CLAS kicked off the project to move USMAI to a new online communication and collaboration platform in April. The new platform will utilize the application Confluence. We have a development site set up to start working on site configuration and structure. In parallel, we’re conducting an audit of current content on both and

Aleph-ILLiad NCIP Integration

NCIP integration work continued. All three pilot libraries now have ILL collections and item statuses created in Aleph TEST for working with borrowed ILL items.

Conferences, workshops and professional development

David Durden earned his official Data Carpentry Instructor Certificate. All instructors must complete an Instructor Training program, which teaches instructional pedagogy as well as the practicalities of teaching a Carpentries workshop. David can now teach Data Carpentry workshops locally on the UMD campus, or travel to other institutions to run workshops. Congratulations, David!

Robin Pike, Rebecca Wack, and Laura Schnitker (SCUA) guest-lectured for Beatriz Haspo’s class LBSC786 Library and Archives Preservation about the preservation of audio and video collections on March 26.

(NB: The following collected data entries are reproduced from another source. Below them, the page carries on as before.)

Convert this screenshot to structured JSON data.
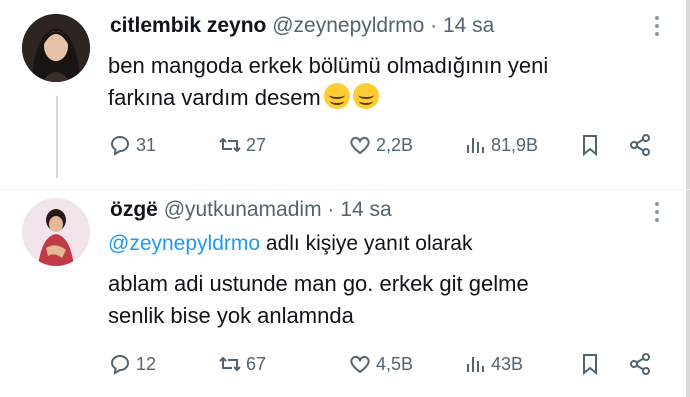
{
  "tweets": [
    {
      "name": "citlembik zeyno",
      "handle": "@zeynepyldrmo",
      "separator": "·",
      "time": "14 sa",
      "text_line1": "ben mangoda erkek bölümü olmadığının yeni",
      "text_line2": "farkına vardım desem",
      "emojis": [
        "smiling-face-icon",
        "smiling-face-icon"
      ],
      "stats": {
        "replies": "31",
        "retweets": "27",
        "likes": "2,2B",
        "views": "81,9B"
      }
    },
    {
      "name": "özgë",
      "handle": "@yutkunamadim",
      "separator": "·",
      "time": "14 sa",
      "reply_to_handle": "@zeynepyldrmo",
      "reply_to_suffix": "adlı kişiye yanıt olarak",
      "text_line1": "ablam adi ustunde man go. erkek git gelme",
      "text_line2": "senlik bise yok anlamnda",
      "stats": {
        "replies": "12",
        "retweets": "67",
        "likes": "4,5B",
        "views": "43B"
      }
    }
  ],
  "colors": {
    "link": "#1d9bf0",
    "muted": "#536471",
    "text": "#0f1419",
    "thread_line": "#cfd9de"
  }
}
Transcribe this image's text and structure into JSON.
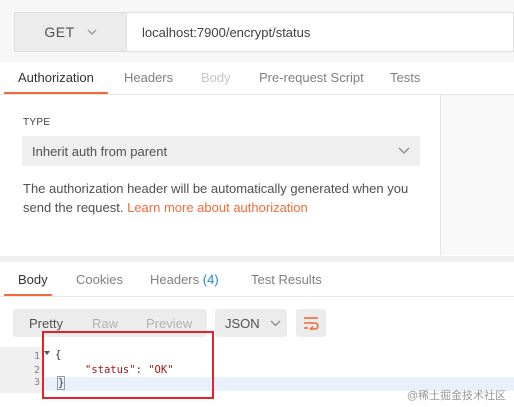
{
  "request": {
    "method": "GET",
    "url": "localhost:7900/encrypt/status"
  },
  "request_tabs": [
    "Authorization",
    "Headers",
    "Body",
    "Pre-request Script",
    "Tests"
  ],
  "auth": {
    "type_label": "TYPE",
    "selected_type": "Inherit auth from parent",
    "description": "The authorization header will be automatically generated when you send the request.",
    "link_text": "Learn more about authorization"
  },
  "response_tabs": {
    "body": "Body",
    "cookies": "Cookies",
    "headers": "Headers",
    "headers_count": "(4)",
    "test_results": "Test Results"
  },
  "view_modes": [
    "Pretty",
    "Raw",
    "Preview"
  ],
  "format": "JSON",
  "code": {
    "line_numbers": [
      "1",
      "2",
      "3"
    ],
    "open_brace": "{",
    "key": "\"status\"",
    "colon": ": ",
    "value": "\"OK\"",
    "close_brace": "}"
  },
  "watermark": "@稀土掘金技术社区",
  "colors": {
    "accent": "#f26b3a",
    "link": "#1f86d6",
    "annotation": "#e8202a"
  }
}
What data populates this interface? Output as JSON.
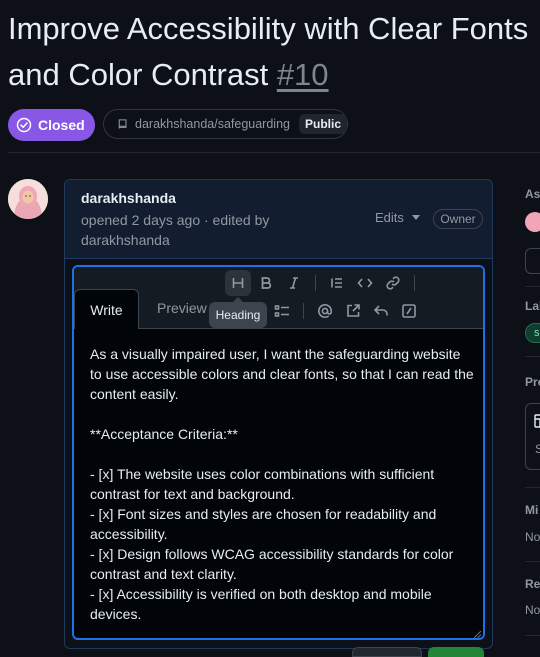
{
  "issue": {
    "title_line1": "Improve Accessibility with Clear Fonts",
    "title_line2": "and Color Contrast",
    "number": "#10",
    "status": "Closed",
    "repo": "darakhshanda/safeguarding",
    "visibility": "Public"
  },
  "comment": {
    "author": "darakhshanda",
    "meta_line1": "opened 2 days ago · edited by",
    "meta_line2": "darakhshanda",
    "edits_label": "Edits",
    "role_badge": "Owner"
  },
  "editor": {
    "tab_write": "Write",
    "tab_preview": "Preview",
    "tooltip": "Heading",
    "toolbar_icons": [
      "heading-icon",
      "bold-icon",
      "italic-icon",
      "quote-icon",
      "code-icon",
      "link-icon",
      "numbered-list-icon",
      "task-list-icon",
      "mention-icon",
      "cross-reference-icon",
      "reply-icon",
      "slash-command-icon"
    ],
    "body": "As a visually impaired user, I want the safeguarding website to use accessible colors and clear fonts, so that I can read the content easily.\n\n**Acceptance Criteria:**\n\n- [x] The website uses color combinations with sufficient contrast for text and background.\n- [x] Font sizes and styles are chosen for readability and accessibility.\n- [x] Design follows WCAG accessibility standards for color contrast and text clarity.\n- [x] Accessibility is verified on both desktop and mobile devices."
  },
  "sidebar": {
    "assignees": "Ass",
    "labels": "Lab",
    "label_chip": "s",
    "projects": "Pro",
    "project_status": "S",
    "milestone": "Mi",
    "milestone_value": "No",
    "relationships": "Rel",
    "relationships_value": "No"
  },
  "colors": {
    "background": "#0d1117",
    "closed_badge": "#8957e5",
    "editor_focus": "#1f6feb",
    "header_bg": "#121d2f"
  }
}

Josh Westgard presented an update on UMD’s Fedora activities at the DC Fedora User Group meeting at the National Library of Medicine on May 7-8th.

Kate Dohe guest lectured for Lindsay Carpenter’s class on April 16, LBSC734 “Seminar in the Academic Library.” She spoke on digital repositories, intersectional feminism, and veggie wraps in the academic library.

Robin and Pam volunteered at Maryland Day in the UMD Libraries tent in front of McKeldin. NDNP promotional materials were handed out to Maryland Day attendees. Also, Pam is serving as the intern for the Society of American Archivist’s Digital Archives Specialist (DAS) Subcommittee to the Committee on Education for 2018-2019 and presented part one of her survey analysis results at their April 15 meeting. She helped develop a DAS student survey, which had been distributed earlier this year and will provide additional analysis at their next meeting in May.

One thought on “Stew of the month: March/April 2019

  1. Fran Minakowski May 14, 2019 / 12:15 pm

    The Maryland Public Television team remains delighted to be collaborating with the U of MD Libraries on the year-long exhibit titled “Made Possible By Viewers Like You: Maryland Public Television Turns 50.” Kudos on the snazzy poster that promotes the Sept. 2019-Aug.2020 exhibit!